For server use, some types are defined for server programs to use in a header file of the form <interface>_server.h.

C programs employ declarations of the interface object type whose members provide a table of references to operation functions. A reference type is defined as a way of referencing the component providing the operations, and an object type is defined that bundles this opaque reference with a reference to the interface details. (Such an object is populated with a pointer to a component and a pointer to a table of concrete functions providing the appropriate operations.)

C++ programs provide the rather more straightforward class declaration containing the operations to be implemented by a component. (The implementation is provided by deriving from the generated class and defining concrete methods.)

Both C and C++ output contains additional details describing operation codes and message structures (incoming and outgoing) for the different operations.

Templates and Output

The strings used to generate output are provided in templates.h. Many of these strings contain placeholders in the form of output specifiers such as %s and %d used by the fprintf function. A more sophisticated approach would involve the use of a template language, which would potentially simplify this tool's code and make the output generation mechanisms somewhat clearer.

Clients

The client.c file is concerned with generating wrapper functions that present the operations exposed by an interface to a client program. These wrapper functions take any parameters supplied to them and populate a message to be sent to the server providing the implementation of the interface, sending the message to the server, interpreting the reply, and setting output parameters appropriately.

The form of client wrapper functions is similar to that of server wrapper functions, and various common functions are used by both client and server code generation activities.

Servers

The server.c file is concerned with the generation of code for wrapper functions for each of the operations associated with an interface, this code obtaining values from messages and invoking the actual operation implementations.

Most of the functions provided are concerned with the generation of variable declarations and the initialisation of such variables from messages, the formulation of invocation statements, and the population of messages from operation results. Various common functions are used by client and server code generation activities.

Dispatchers and Handlers

The generation of code that interprets message details and dispatches to the wrapper functions written by server.c can be found in the dispatch.c file.

Parameters and Members

The declaration.c file provides general support for generating declarations for client and server code, handling artefacts such as interfaces, function signatures and parameters.

Message Structures and Access

The message.c file provides support for the generation of statements related to the access of message contents. The functions provided are used by the client.c and server.c files in the generation of wrapper functions.

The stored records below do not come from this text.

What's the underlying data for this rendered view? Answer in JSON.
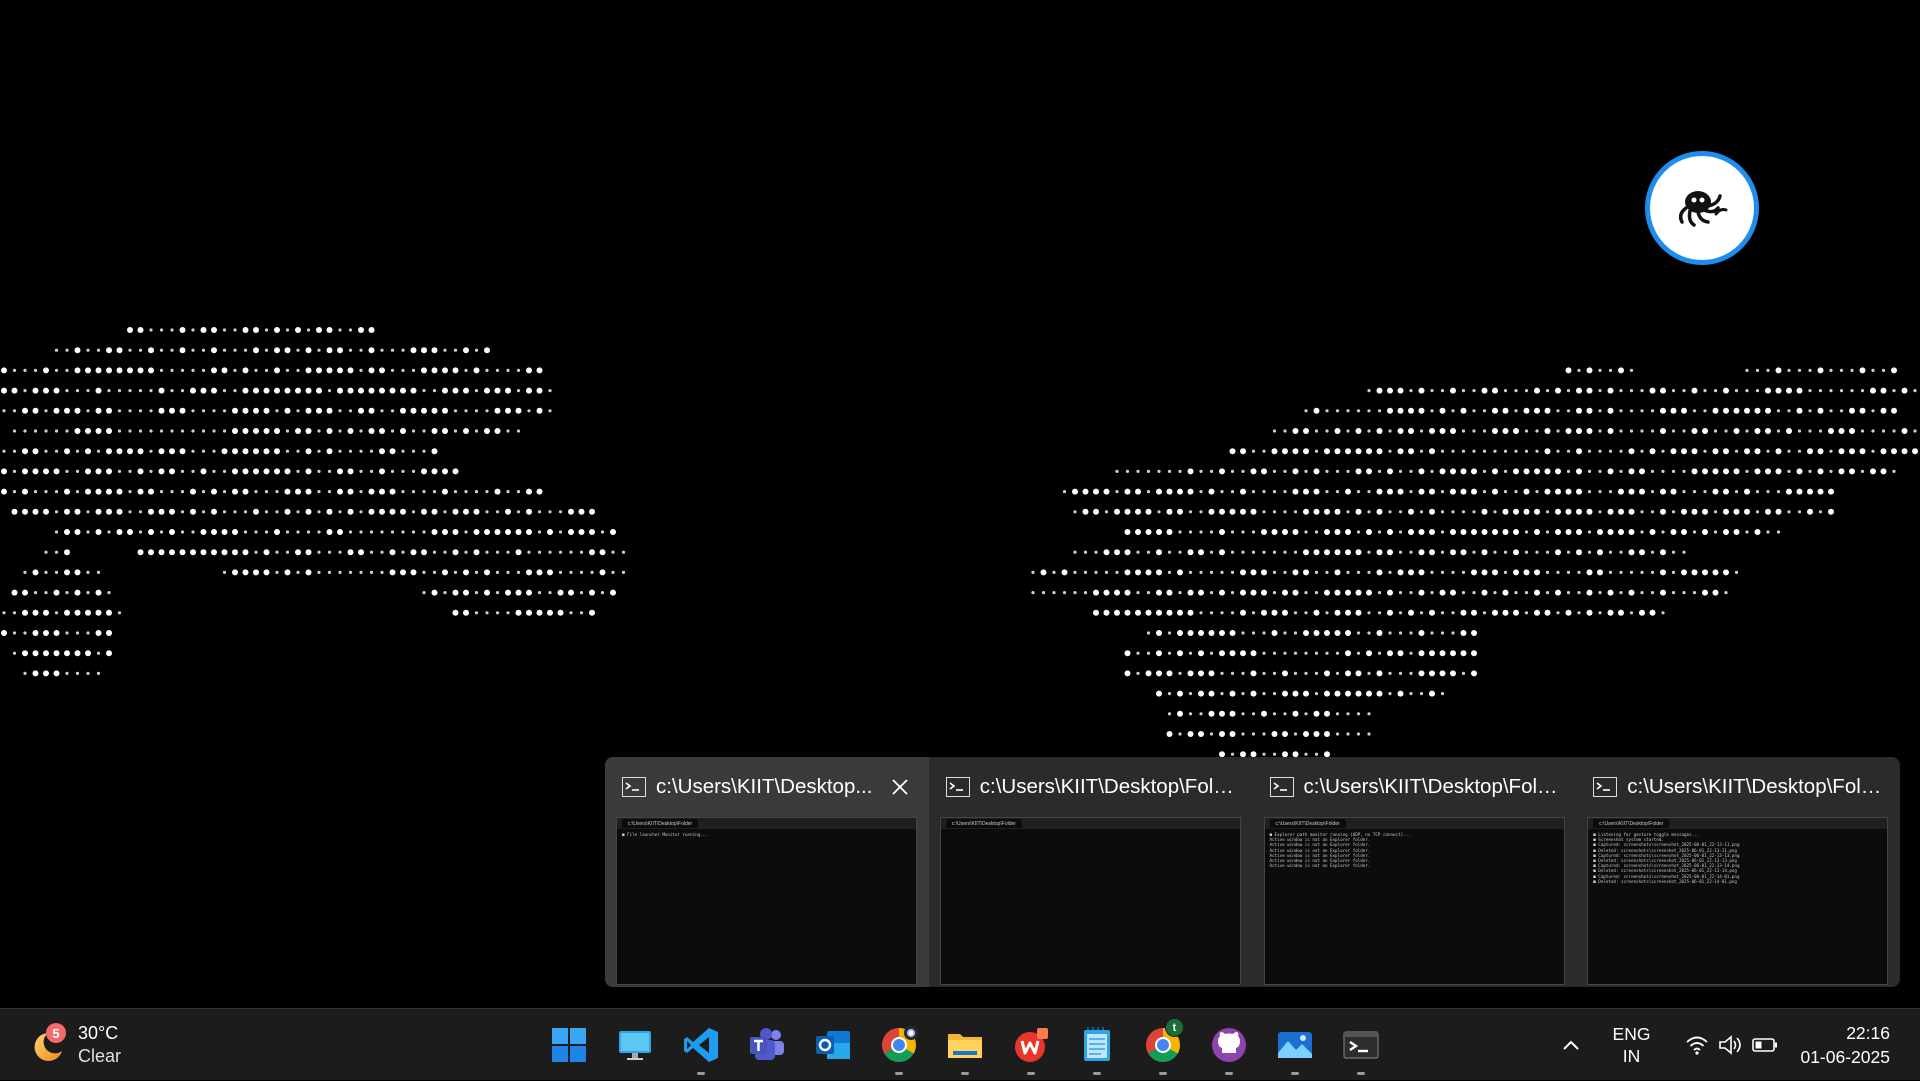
{
  "desktop": {
    "floating_avatar": {
      "icon": "octopus-icon"
    }
  },
  "preview_flyout": {
    "cards": [
      {
        "title": "c:\\Users\\KIIT\\Desktop...",
        "active": true,
        "thumb_tab": "c:\\Users\\KIIT\\Desktop\\Folder",
        "lines": [
          "■ File launcher Monitor running..."
        ]
      },
      {
        "title": "c:\\Users\\KIIT\\Desktop\\Folde...",
        "active": false,
        "thumb_tab": "c:\\Users\\KIIT\\Desktop\\Folder",
        "lines": []
      },
      {
        "title": "c:\\Users\\KIIT\\Desktop\\Folde...",
        "active": false,
        "thumb_tab": "c:\\Users\\KIIT\\Desktop\\Folder",
        "lines": [
          "■ Explorer path monitor running (UDP, no TCP connect)...",
          "Active window is not an Explorer folder.",
          "Active window is not an Explorer folder.",
          "Active window is not an Explorer folder.",
          "Active window is not an Explorer folder.",
          "Active window is not an Explorer folder.",
          "Active window is not an Explorer folder."
        ]
      },
      {
        "title": "c:\\Users\\KIIT\\Desktop\\Folde...",
        "active": false,
        "thumb_tab": "c:\\Users\\KIIT\\Desktop\\Folder",
        "lines": [
          "■ Listening for gesture toggle messages...",
          "■ Screenshot system started.",
          "■ Captured: screenshots\\screenshot_2025-06-01_22-13-11.png",
          "■ Deleted: screenshots\\screenshot_2025-06-01_22-13-11.png",
          "■ Captured: screenshots\\screenshot_2025-06-01_22-13-13.png",
          "■ Deleted: screenshots\\screenshot_2025-06-01_22-13-13.png",
          "■ Captured: screenshots\\screenshot_2025-06-01_22-13-14.png",
          "■ Deleted: screenshots\\screenshot_2025-06-01_22-13-14.png",
          "■ Captured: screenshots\\screenshot_2025-06-01_22-14-01.png",
          "■ Deleted: screenshots\\screenshot_2025-06-01_22-14-01.png"
        ]
      }
    ]
  },
  "taskbar": {
    "weather": {
      "badge": "5",
      "temperature": "30°C",
      "condition": "Clear",
      "icon": "moon-icon"
    },
    "apps": [
      {
        "name": "start",
        "icon": "windows-logo-icon",
        "running": false
      },
      {
        "name": "desktop",
        "icon": "monitor-icon",
        "running": false
      },
      {
        "name": "vscode",
        "icon": "vscode-icon",
        "running": true
      },
      {
        "name": "teams",
        "icon": "teams-icon",
        "running": false
      },
      {
        "name": "outlook",
        "icon": "outlook-icon",
        "running": false
      },
      {
        "name": "chrome-1",
        "icon": "chrome-icon",
        "running": true
      },
      {
        "name": "file-explorer",
        "icon": "folder-icon",
        "running": true
      },
      {
        "name": "wps-office",
        "icon": "wps-icon",
        "running": true
      },
      {
        "name": "notepad",
        "icon": "notepad-icon",
        "running": true
      },
      {
        "name": "chrome-2",
        "icon": "chrome-icon",
        "running": true,
        "badge": "t"
      },
      {
        "name": "github-desktop",
        "icon": "github-icon",
        "running": true
      },
      {
        "name": "photos",
        "icon": "photos-icon",
        "running": true
      },
      {
        "name": "terminal",
        "icon": "terminal-icon",
        "running": true
      }
    ],
    "tray": {
      "language_line1": "ENG",
      "language_line2": "IN",
      "time": "22:16",
      "date": "01-06-2025"
    }
  }
}
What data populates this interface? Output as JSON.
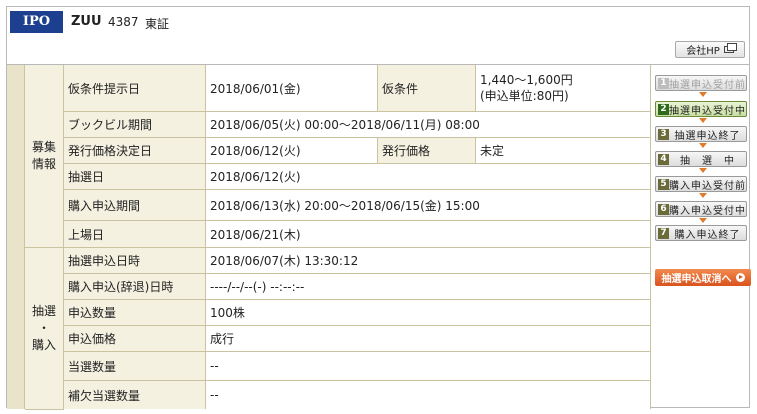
{
  "header": {
    "badge": "IPO",
    "name": "ZUU",
    "code": "4387",
    "market": "東証",
    "hp_button": "会社HP"
  },
  "sections": {
    "boshu": "募集\n情報",
    "chusen": "抽選\n・\n購入"
  },
  "boshu_rows": [
    {
      "label": "仮条件提示日",
      "value": "2018/06/01(金)",
      "label2": "仮条件",
      "value2": "1,440～1,600円\n(申込単位:80円)"
    },
    {
      "label": "ブックビル期間",
      "value": "2018/06/05(火) 00:00～2018/06/11(月) 08:00"
    },
    {
      "label": "発行価格決定日",
      "value": "2018/06/12(火)",
      "label2": "発行価格",
      "value2": "未定"
    },
    {
      "label": "抽選日",
      "value": "2018/06/12(火)"
    },
    {
      "label": "購入申込期間",
      "value": "2018/06/13(水) 20:00～2018/06/15(金) 15:00"
    },
    {
      "label": "上場日",
      "value": "2018/06/21(木)"
    }
  ],
  "chusen_rows": [
    {
      "label": "抽選申込日時",
      "value": "2018/06/07(木) 13:30:12"
    },
    {
      "label": "購入申込(辞退)日時",
      "value": "----/--/--(-) --:--:--"
    },
    {
      "label": "申込数量",
      "value": "100株"
    },
    {
      "label": "申込価格",
      "value": "成行"
    },
    {
      "label": "当選数量",
      "value": "--"
    },
    {
      "label": "補欠当選数量",
      "value": "--"
    }
  ],
  "steps": [
    {
      "num": "1",
      "label": "抽選申込受付前",
      "state": "disabled"
    },
    {
      "num": "2",
      "label": "抽選申込受付中",
      "state": "active"
    },
    {
      "num": "3",
      "label": "抽選申込終了",
      "state": "normal"
    },
    {
      "num": "4",
      "label": "抽　選　中",
      "state": "normal"
    },
    {
      "num": "5",
      "label": "購入申込受付前",
      "state": "normal"
    },
    {
      "num": "6",
      "label": "購入申込受付中",
      "state": "normal"
    },
    {
      "num": "7",
      "label": "購入申込終了",
      "state": "normal"
    }
  ],
  "cancel_button": "抽選申込取消へ",
  "colors": {
    "badge": "#1c3f8f",
    "label_bg": "#f4f1e1",
    "active_step": "#2d6b1a",
    "cancel": "#d9531e",
    "arrow": "#e07b2c"
  }
}
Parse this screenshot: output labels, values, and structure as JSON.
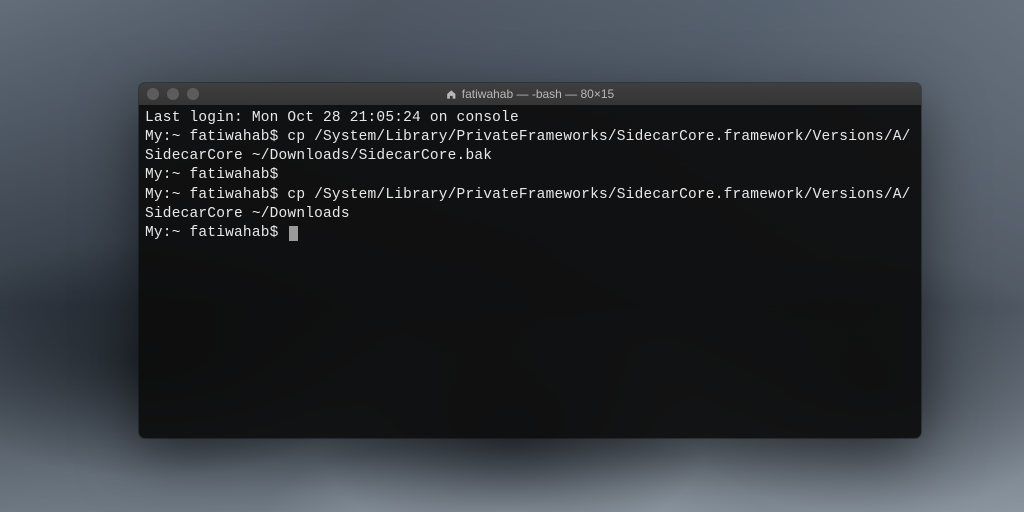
{
  "window": {
    "title": "fatiwahab — -bash — 80×15"
  },
  "terminal": {
    "lines": [
      "Last login: Mon Oct 28 21:05:24 on console",
      "My:~ fatiwahab$ cp /System/Library/PrivateFrameworks/SidecarCore.framework/Versions/A/SidecarCore ~/Downloads/SidecarCore.bak",
      "My:~ fatiwahab$",
      "My:~ fatiwahab$ cp /System/Library/PrivateFrameworks/SidecarCore.framework/Versions/A/SidecarCore ~/Downloads",
      "My:~ fatiwahab$ "
    ]
  }
}
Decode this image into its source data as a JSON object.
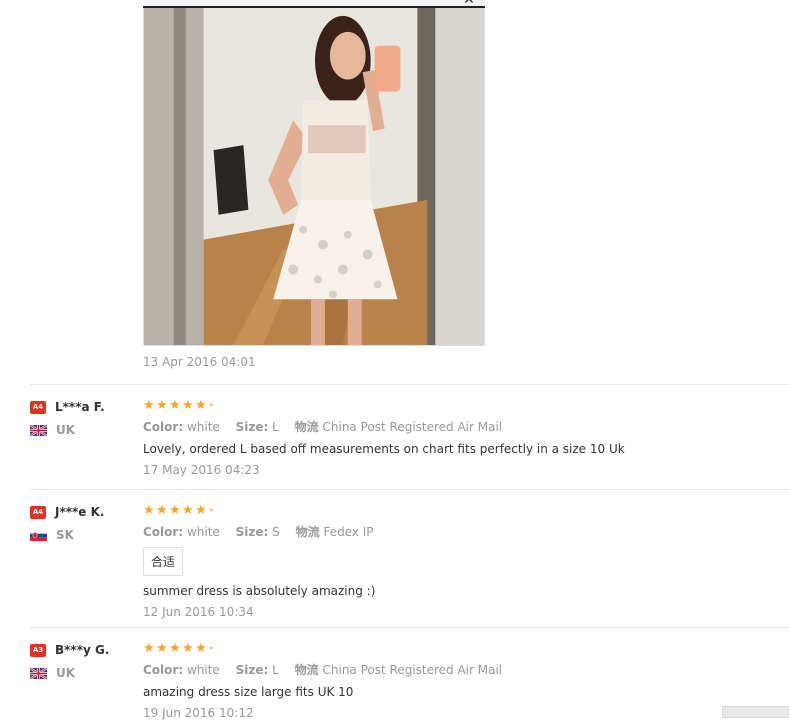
{
  "first_review": {
    "date": "13 Apr 2016 04:01",
    "photo_alt": "customer-photo"
  },
  "labels": {
    "color": "Color:",
    "size": "Size:",
    "logistics": "物流"
  },
  "reviews": [
    {
      "level": "A4",
      "name": "L***a F.",
      "country": "UK",
      "stars": 5,
      "color": "white",
      "size": "L",
      "shipping": "China Post Registered Air Mail",
      "tag": "",
      "content": "Lovely, ordered L based off measurements on chart fits perfectly in a size 10 Uk",
      "date": "17 May 2016 04:23"
    },
    {
      "level": "A4",
      "name": "J***e K.",
      "country": "SK",
      "stars": 5,
      "color": "white",
      "size": "S",
      "shipping": "Fedex IP",
      "tag": "合适",
      "content": "summer dress is absolutely amazing :)",
      "date": "12 Jun 2016 10:34"
    },
    {
      "level": "A3",
      "name": "B***y G.",
      "country": "UK",
      "stars": 5,
      "color": "white",
      "size": "L",
      "shipping": "China Post Registered Air Mail",
      "tag": "",
      "content": "amazing dress size large fits UK 10",
      "date": "19 Jun 2016 10:12"
    }
  ],
  "colors": {
    "star": "#f5a623",
    "badge": "#e3331f",
    "muted_text": "#999999",
    "body_text": "#333333"
  },
  "icons": {
    "close": "close-icon",
    "star": "star-icon",
    "flag_uk": "flag-uk-icon",
    "flag_sk": "flag-sk-icon"
  }
}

The structure.c file concerns itself with the generation of operation code (opcode) enumerations, these giving each operation a distinct identifier, along with the generation of structures used to interpret and populate messages for each operation.

Summaries

The summary.c file provides functions to display the structure of parsed interface files. Each function corresponds to a data structure defined in types.h, with references traversed to other structures. The show_interface function is the entry point from which other structures created during parsing are reached.